Physical labour would be good for us all

Have been driven in from the garden by the rain, after a satisfying morning of building a small flight of steps up to the terrace (which I also built). After an earlier day of builders’ labouring this week – lugging buckets of cement up a flight of stairs and supplying materials for production of that cement, I slept like a lamb, and while I may have been a bit stiff the next morning, generally felt much better for it. These experiences left me musing on just how good for you, and satisfying, physical labour is, and how badly we’ve managed to misallocate it.

We’ve now got a very small number of people in our society who work had hard physical jobs, usually at the cost of their bodies in wear and tear. And we’ve got a lot of people who either do nothing, or go to elaborate lengths – gym memberships etc – to try to keep their otherwise sedentary body in shape.
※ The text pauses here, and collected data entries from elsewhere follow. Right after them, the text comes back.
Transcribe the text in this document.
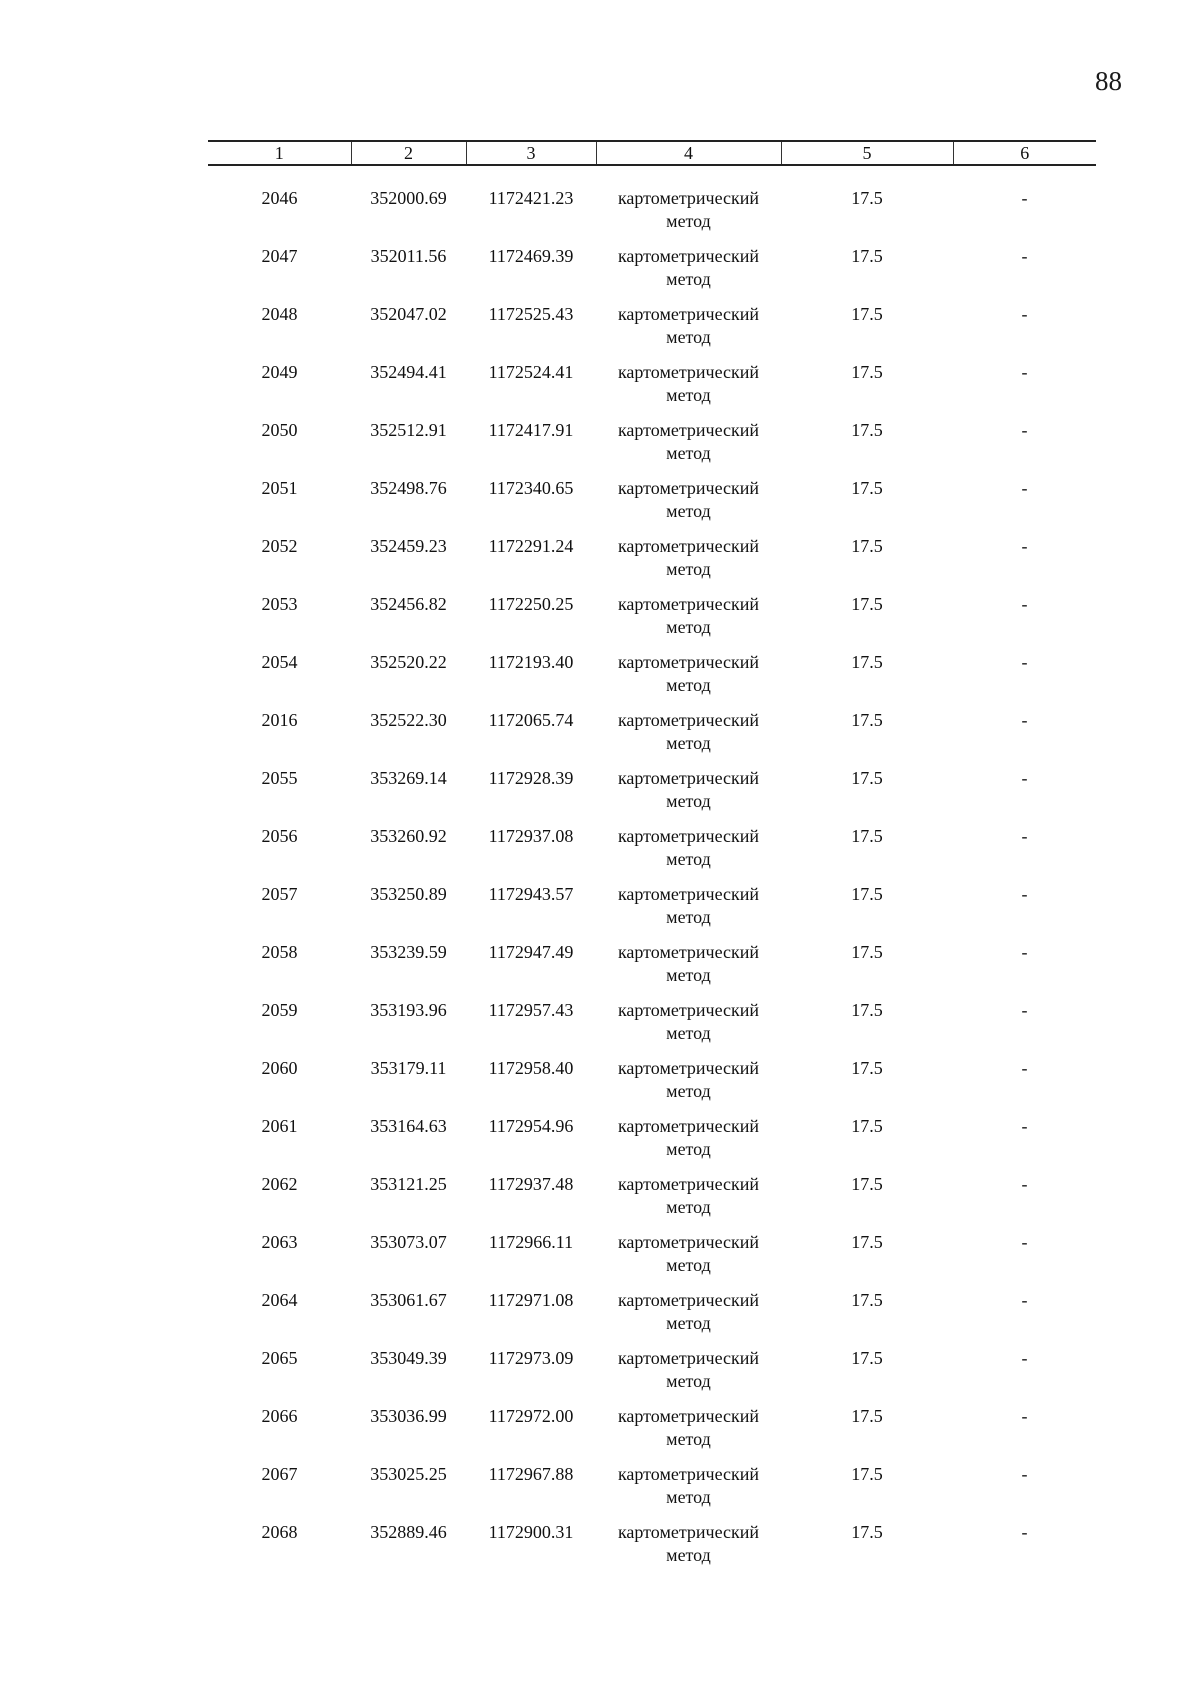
88
1	2	3	4	5	6
2046	352000.69	1172421.23	картометрический
метод	17.5	-
2047	352011.56	1172469.39	картометрический
метод	17.5	-
2048	352047.02	1172525.43	картометрический
метод	17.5	-
2049	352494.41	1172524.41	картометрический
метод	17.5	-
2050	352512.91	1172417.91	картометрический
метод	17.5	-
2051	352498.76	1172340.65	картометрический
метод	17.5	-
2052	352459.23	1172291.24	картометрический
метод	17.5	-
2053	352456.82	1172250.25	картометрический
метод	17.5	-
2054	352520.22	1172193.40	картометрический
метод	17.5	-
2016	352522.30	1172065.74	картометрический
метод	17.5	-
2055	353269.14	1172928.39	картометрический
метод	17.5	-
2056	353260.92	1172937.08	картометрический
метод	17.5	-
2057	353250.89	1172943.57	картометрический
метод	17.5	-
2058	353239.59	1172947.49	картометрический
метод	17.5	-
2059	353193.96	1172957.43	картометрический
метод	17.5	-
2060	353179.11	1172958.40	картометрический
метод	17.5	-
2061	353164.63	1172954.96	картометрический
метод	17.5	-
2062	353121.25	1172937.48	картометрический
метод	17.5	-
2063	353073.07	1172966.11	картометрический
метод	17.5	-
2064	353061.67	1172971.08	картометрический
метод	17.5	-
2065	353049.39	1172973.09	картометрический
метод	17.5	-
2066	353036.99	1172972.00	картометрический
метод	17.5	-
2067	353025.25	1172967.88	картометрический
метод	17.5	-
2068	352889.46	1172900.31	картометрический
метод	17.5	-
What if instead of dividing it this way, instead we had everyone doing a half-day a week of physical labour? You could adjust it for age and fitness – for less than hearty 70-year-old it might involve simply pottering around the local park deadheading the roses, for others it might be four hours of hard shovelling.

The Tories – well, inevitably they’re a rightwing government – want to introduce a form of national service for 16 year olds.

Rather than just picking on the kids, perhaps we all should be doing it, for our own good? Employers could be expected to allocate their workers’ time to public projects – but with rules to ensure that everyone did it, not just the junior staff (which is generally what happens with the corporate social responsibility “help the community” projects some companies run now.)